The second: Tecmo Super Bowl for the Sega. Ummm, it's a little easier than I remember it. Through six games, Ricky Watters has 4,535 yards and 46 touchdowns. So, needless to say, I'm going to go ahead and finish this season, just to see how obscene the numbers are at the end. This is more popularly known as "Cory Solem-ing" a season. That kid was unreal. We'd be like 11 years old, we'd go over to his place on a gorgeous summer day, and he'd be downstairs with the shades drawn, playing RBI baseball and beating the Brewers like 57-2 in the 6th inning, and he wouldn't pause his game to go outside and play. "Just lemme finish, Frank Thomas has 26 RBIs already this game and he's coming up with the bases loaded!"

I'm gonna finish with one of my all-time pet peeves: telling you about the dream I had last night.

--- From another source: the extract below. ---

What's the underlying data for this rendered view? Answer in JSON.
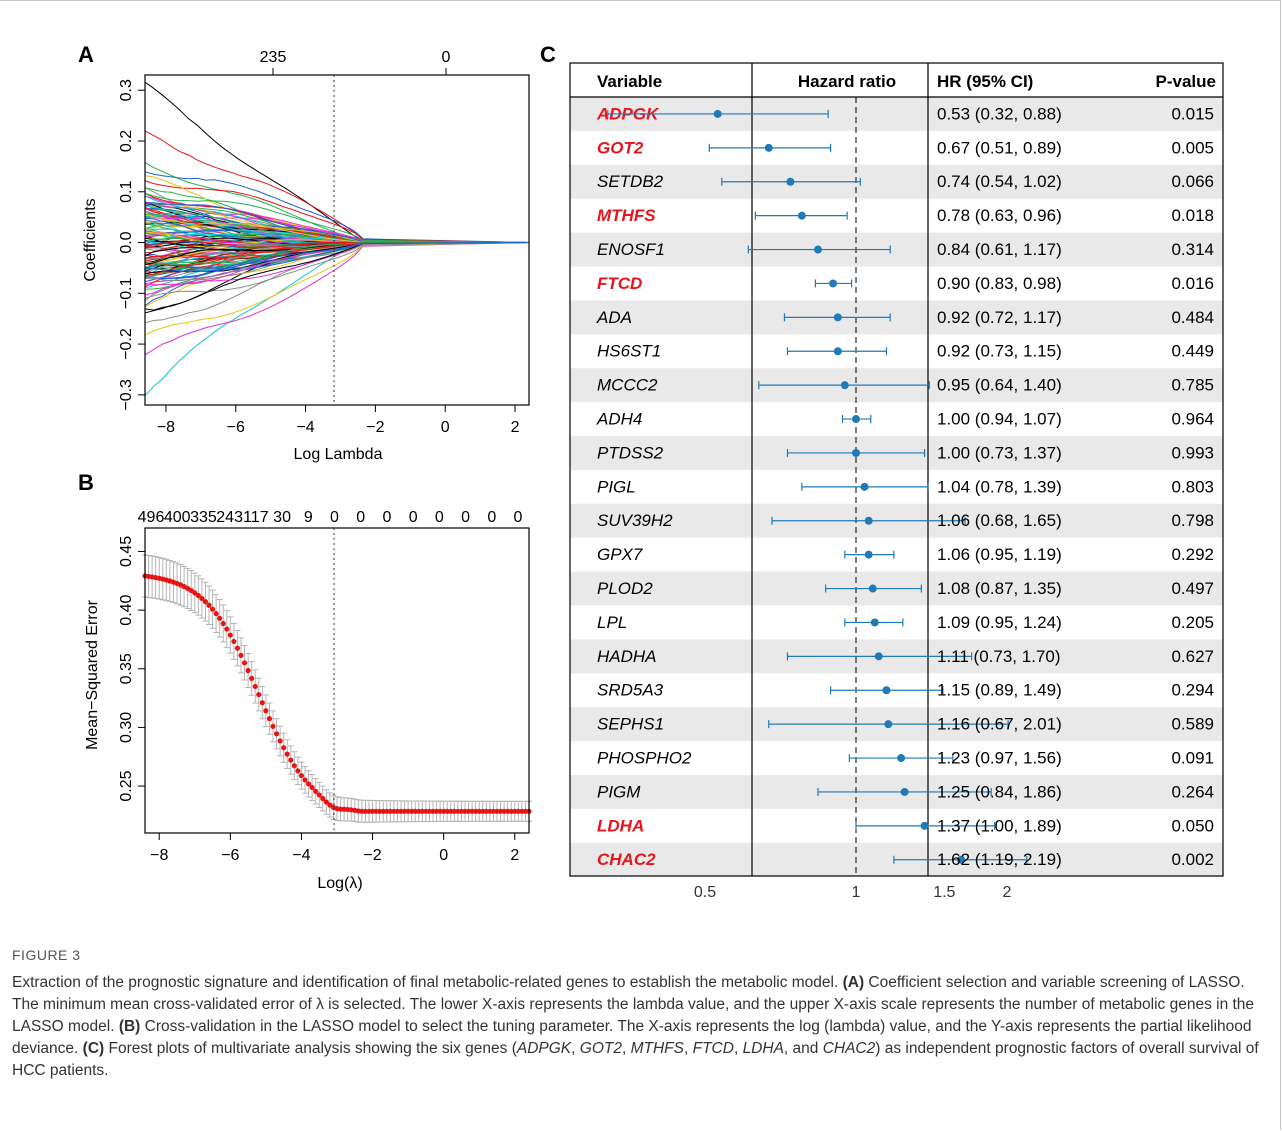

Normally I hate when people do this, because everyone's dreams are always 'SOOOOO crazy', but they just get lost in the translation, and you sit there with a stupid look on your face and you just want to yell, "Get to the mother fucking point!" But I'm gonna tell you anyway.

Last night I dreamt that Danny and I were driving in circles around KC, and we picked up a hitchhiker, who just happened to be Clyde Drexler. We continued to drive around I-435 for hours, talking to Clyde the Glide, and somewhere along the way we decided he was kind of a dork, and threw him out of the car and drove home, only to find that he somehow beat us there and had already moved his stuff into the spare room. It was one of those crazy real dreams, where you wake up and your first thought is related to whatever you dreamt about the night before. This is awesome when you dreamt that you were banging Sophia Bush or something, and you wake up with a gigantic smile on your face until reality sets in. But today, when I woke up, my first thought was Oh shit, I gotta be quiet when I'm getting ready today, I don't want Drexler to wake up cause then I'll have to talk to him. Fuck, is he annoying.

Clyde Drexler?!? Go figure that one out, all you psychologists out there.


Hey, um, Clyde? Not really a big deal, but could you wash out the blender when you're done making your protein shake? It's kinda starting to smell. Oh, and your share of the electricity this month is $32. Yeah, just pay me when you get a chance. What? Oh, the party tonight? Ummm, it's kinda like one of those deals, like...it's not really MY party, you know? I don't know if it's really, like, one of those things where I can just show up with random people. It's not even a party, really, it's more of a get-together. Haha, it'll probably suck anyway. You won't be missing much. I'm sor--oh yeah, definitely, Halo 3 online tournament tonight, sounds awesome. Yeah, that's true, you probably wouldn't have time for that party anyway. All right, dude, have fun....I'll, uhhh...I'll catch you later, Glide.